The LAPD is on the lookout for drunk drivers Friday night.

The Los Angeles Police Department will conduct a sobriety checkpoint on Sherman Way Friday night between Lankershim and Laurel Canyon boulevards.

From 8 p.m. to 3 a.m., officers will be inspecting drivers that pass through the checkpoint to see if they are under the influence and if they have a driver's license.

"The purpose of the sobriety checkpoint is to reduce the number of traffic collisions involving intoxicated drivers and hit and run collisions," a statement from the LAPD read. "The checkpoint will educate the community to use designated drivers and not drink and drive. Our message is simple: If we catch you drunk, you will be arrested."

The checkpoint is funded by the California Office of Traffic Safety through the National Highway Traffic Safety Administration.

ALAN HENDRY August 18, 2012 at 02:47 AM
why have a sobriety checkpoint and then advertise where its going to be ? why would you tell the MANY drink drivers where the sobriety checkpoint is going to be .. WHAT IS THE POINT ? its sad really the police help drunk drivers by giving them a heads up but the calm un-life threatening weed smokers get their pot shops closed DOES ALCOHOL NOT CAUSE MORE DEATHS EVERY WEEK THAN WEED CAUSES IN 10 YEARS .. SO WHY IS WEED ILLEGAL AND ALCOHOL IS AVAILABLE EVERYWHERE .. THESE ARE ONLY TRUE FACTS ..
robert August 18, 2012 at 03:40 AM
I know right?
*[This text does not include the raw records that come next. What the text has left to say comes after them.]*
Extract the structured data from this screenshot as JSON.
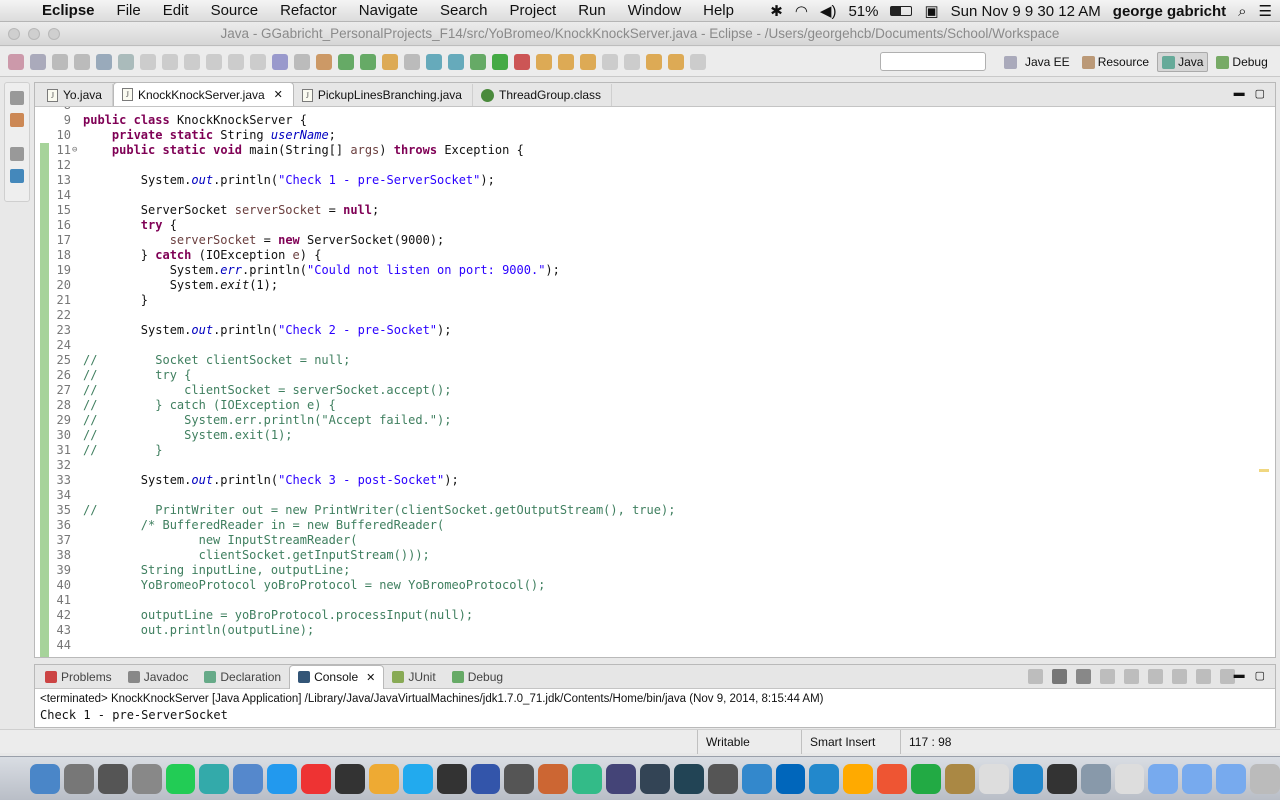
{
  "menubar": {
    "apple_glyph": "",
    "app_name": "Eclipse",
    "items": [
      "File",
      "Edit",
      "Source",
      "Refactor",
      "Navigate",
      "Search",
      "Project",
      "Run",
      "Window",
      "Help"
    ],
    "battery": "51%",
    "clock": "Sun Nov 9  9 30 12 AM",
    "user": "george gabricht"
  },
  "window": {
    "title": "Java - GGabricht_PersonalProjects_F14/src/YoBromeo/KnockKnockServer.java - Eclipse - /Users/georgehcb/Documents/School/Workspace"
  },
  "perspectives": [
    {
      "label": "Java EE",
      "active": false
    },
    {
      "label": "Resource",
      "active": false
    },
    {
      "label": "Java",
      "active": true
    },
    {
      "label": "Debug",
      "active": false
    }
  ],
  "editor": {
    "tabs": [
      {
        "label": "Yo.java",
        "icon": "java-file-icon",
        "active": false
      },
      {
        "label": "KnockKnockServer.java",
        "icon": "java-file-icon",
        "active": true
      },
      {
        "label": "PickupLinesBranching.java",
        "icon": "java-file-icon",
        "active": false
      },
      {
        "label": "ThreadGroup.class",
        "icon": "class-file-icon",
        "active": false
      }
    ],
    "lines": [
      {
        "n": "8",
        "html": ""
      },
      {
        "n": "9",
        "html": "<span class='kw'>public</span> <span class='kw'>class</span> KnockKnockServer {"
      },
      {
        "n": "10",
        "html": "    <span class='kw'>private</span> <span class='kw'>static</span> String <span class='fld'>userName</span>;"
      },
      {
        "n": "11",
        "fold": true,
        "html": "    <span class='kw'>public</span> <span class='kw'>static</span> <span class='kw'>void</span> main(String[] <span class='var'>args</span>) <span class='kw'>throws</span> Exception {"
      },
      {
        "n": "12",
        "html": ""
      },
      {
        "n": "13",
        "html": "        System.<span class='fld'>out</span>.println(<span class='str'>\"Check 1 - pre-ServerSocket\"</span>);"
      },
      {
        "n": "14",
        "html": ""
      },
      {
        "n": "15",
        "html": "        ServerSocket <span class='var'>serverSocket</span> = <span class='kw'>null</span>;"
      },
      {
        "n": "16",
        "html": "        <span class='kw'>try</span> {"
      },
      {
        "n": "17",
        "html": "            <span class='var'>serverSocket</span> = <span class='kw'>new</span> ServerSocket(9000);"
      },
      {
        "n": "18",
        "html": "        } <span class='kw'>catch</span> (IOException <span class='var'>e</span>) {"
      },
      {
        "n": "19",
        "html": "            System.<span class='fld'>err</span>.println(<span class='str'>\"Could not listen on port: 9000.\"</span>);"
      },
      {
        "n": "20",
        "html": "            System.<i>exit</i>(1);"
      },
      {
        "n": "21",
        "html": "        }"
      },
      {
        "n": "22",
        "html": ""
      },
      {
        "n": "23",
        "html": "        System.<span class='fld'>out</span>.println(<span class='str'>\"Check 2 - pre-Socket\"</span>);"
      },
      {
        "n": "24",
        "html": ""
      },
      {
        "n": "25",
        "html": "<span class='cm'>//        Socket clientSocket = null;</span>"
      },
      {
        "n": "26",
        "html": "<span class='cm'>//        try {</span>"
      },
      {
        "n": "27",
        "html": "<span class='cm'>//            clientSocket = serverSocket.accept();</span>"
      },
      {
        "n": "28",
        "html": "<span class='cm'>//        } catch (IOException e) {</span>"
      },
      {
        "n": "29",
        "html": "<span class='cm'>//            System.err.println(\"Accept failed.\");</span>"
      },
      {
        "n": "30",
        "html": "<span class='cm'>//            System.exit(1);</span>"
      },
      {
        "n": "31",
        "html": "<span class='cm'>//        }</span>"
      },
      {
        "n": "32",
        "html": ""
      },
      {
        "n": "33",
        "html": "        System.<span class='fld'>out</span>.println(<span class='str'>\"Check 3 - post-Socket\"</span>);"
      },
      {
        "n": "34",
        "html": ""
      },
      {
        "n": "35",
        "html": "<span class='cm'>//        PrintWriter out = new PrintWriter(clientSocket.getOutputStream(), true);</span>"
      },
      {
        "n": "36",
        "html": "        <span class='cm'>/* BufferedReader in = new BufferedReader(</span>"
      },
      {
        "n": "37",
        "html": "<span class='cm'>                new InputStreamReader(</span>"
      },
      {
        "n": "38",
        "html": "<span class='cm'>                clientSocket.getInputStream()));</span>"
      },
      {
        "n": "39",
        "html": "<span class='cm'>        String inputLine, outputLine;</span>"
      },
      {
        "n": "40",
        "html": "<span class='cm'>        YoBromeoProtocol yoBroProtocol = new YoBromeoProtocol();</span>"
      },
      {
        "n": "41",
        "html": ""
      },
      {
        "n": "42",
        "html": "<span class='cm'>        outputLine = yoBroProtocol.processInput(null);</span>"
      },
      {
        "n": "43",
        "html": "<span class='cm'>        out.println(outputLine);</span>"
      },
      {
        "n": "44",
        "html": ""
      }
    ]
  },
  "bottom": {
    "tabs": [
      {
        "label": "Problems",
        "active": false,
        "color": "#c44"
      },
      {
        "label": "Javadoc",
        "active": false,
        "color": "#888"
      },
      {
        "label": "Declaration",
        "active": false,
        "color": "#6a8"
      },
      {
        "label": "Console",
        "active": true,
        "color": "#357"
      },
      {
        "label": "JUnit",
        "active": false,
        "color": "#8a5"
      },
      {
        "label": "Debug",
        "active": false,
        "color": "#6a6"
      }
    ],
    "terminated": "<terminated> KnockKnockServer [Java Application] /Library/Java/JavaVirtualMachines/jdk1.7.0_71.jdk/Contents/Home/bin/java (Nov 9, 2014, 8:15:44 AM)",
    "output": "Check 1 - pre-ServerSocket"
  },
  "status": {
    "writable": "Writable",
    "insert_mode": "Smart Insert",
    "position": "117 : 98"
  },
  "dock_colors": [
    "#4a86c8",
    "#777",
    "#555",
    "#888",
    "#2c5",
    "#3aa",
    "#58c",
    "#29e",
    "#e33",
    "#333",
    "#ea3",
    "#2ae",
    "#333",
    "#35a",
    "#555",
    "#c63",
    "#3b8",
    "#447",
    "#345",
    "#245",
    "#555",
    "#38c",
    "#06b",
    "#28c",
    "#fa0",
    "#e53",
    "#2a4",
    "#a84",
    "#ddd",
    "#28c",
    "#333",
    "#89a",
    "#ddd",
    "#7ae",
    "#7ae",
    "#7ae",
    "#bbb"
  ]
}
Its what i was thinking. But really, who actually finds out this stuff anyway because it isn't shown on the news.
Lightnapper August 18, 2012 at 05:48 PM
Because-- In 3 Parts On June 14th, 1990, in a 6-3 decision, the U.S. Court found properly conducted sobriety checkpoints constitutional (Michigan Dept. of State Police v. Stiz (1990). Noting checkpoints infringe on a constitutional right, Chief Justice Rehnquist also argued the state’s interest in reducing drunk driving outweighs this infringement. However, properly conducted checkpoints must have specific guidelines to avoid intrusiveness. Checkpoints cannot simply be set up haphazardly. The Supreme Court left it for states to determine safeguards. In Nov. 1990, the National Highway Traffic Safety Admin. issued a report reviewing recommended checkpoint procedures entitled “The Use of Sobriety Checkpoints for Impaired Driving Enforcement”, DOT HS-807-656. A prior decision by the California Supreme Court ruled on the necessary standards for planning and administering a DUI checkpoint (Ingersoll v. Palmer (43 Cal.3rd 1321 (1987)). 1 of 8 recognized standards is-- “Advance publicity is necessary to reduce the intrusiveness of the checkpoint and increase its deterrent effect.”
Lightnapper August 18, 2012 at 05:53 PM
Then People v. Banks (1993) 6 Cal. 4th 926 followed up Ingersoll. "In this case we decide whether advance publicity is a prerequisite to the operation of a constitutionally permissible highway "sobriety checkpoint."” "...we conclude that the operation of a sobriety checkpoint conducted in the absence of advance publicity, but otherwise in conformance with the guidelines we established in Ingersoll v. Palmer, supra, 43 Cal. 3d 1321, does not result in an unreasonable seizure within the meaning of the Fourth Amendment to the United States Constitution." But in dissent they rule: "For six years the Ingersoll guidelines, including advance publicity, have served the state well by minimizing the intrusiveness of one type of warrantless, suspicionless search. Today, however, the majority concludes that "the United States Supreme Court's analysis of the constitutionality of sobriety checkpoints in Michigan State Police Dept. v. Sitz (1990) 496 U.S. 444 ... establishes that advance publicity is not a constitutional prerequisite to the operation of such a checkpoint." (Maj. opn., ante, p. 931.) What? Perhaps the majority is saying: While the presence or absence of advance publicity is still relevant in assessing intrusiveness, and constitutionality of DUI checkpoints, an unpublicized checkpoint is still constitutional if it adheres to the other seven Ingersoll factors.
Lightnapper August 18, 2012 at 05:53 PM
Basically, it’s just legally clearer if LE adheres to both the U.S. Supreme Court and the CA Supreme Court rulings. This way they are judicially safe. Otherwise, prosecution evidence may be challenged by the defense, and then denied by the court. This is why LE announces DUI checkpoints-- deterrence and to assure the inclusion of evidence gathered during a lawful detainment resulting in a DUI arrest.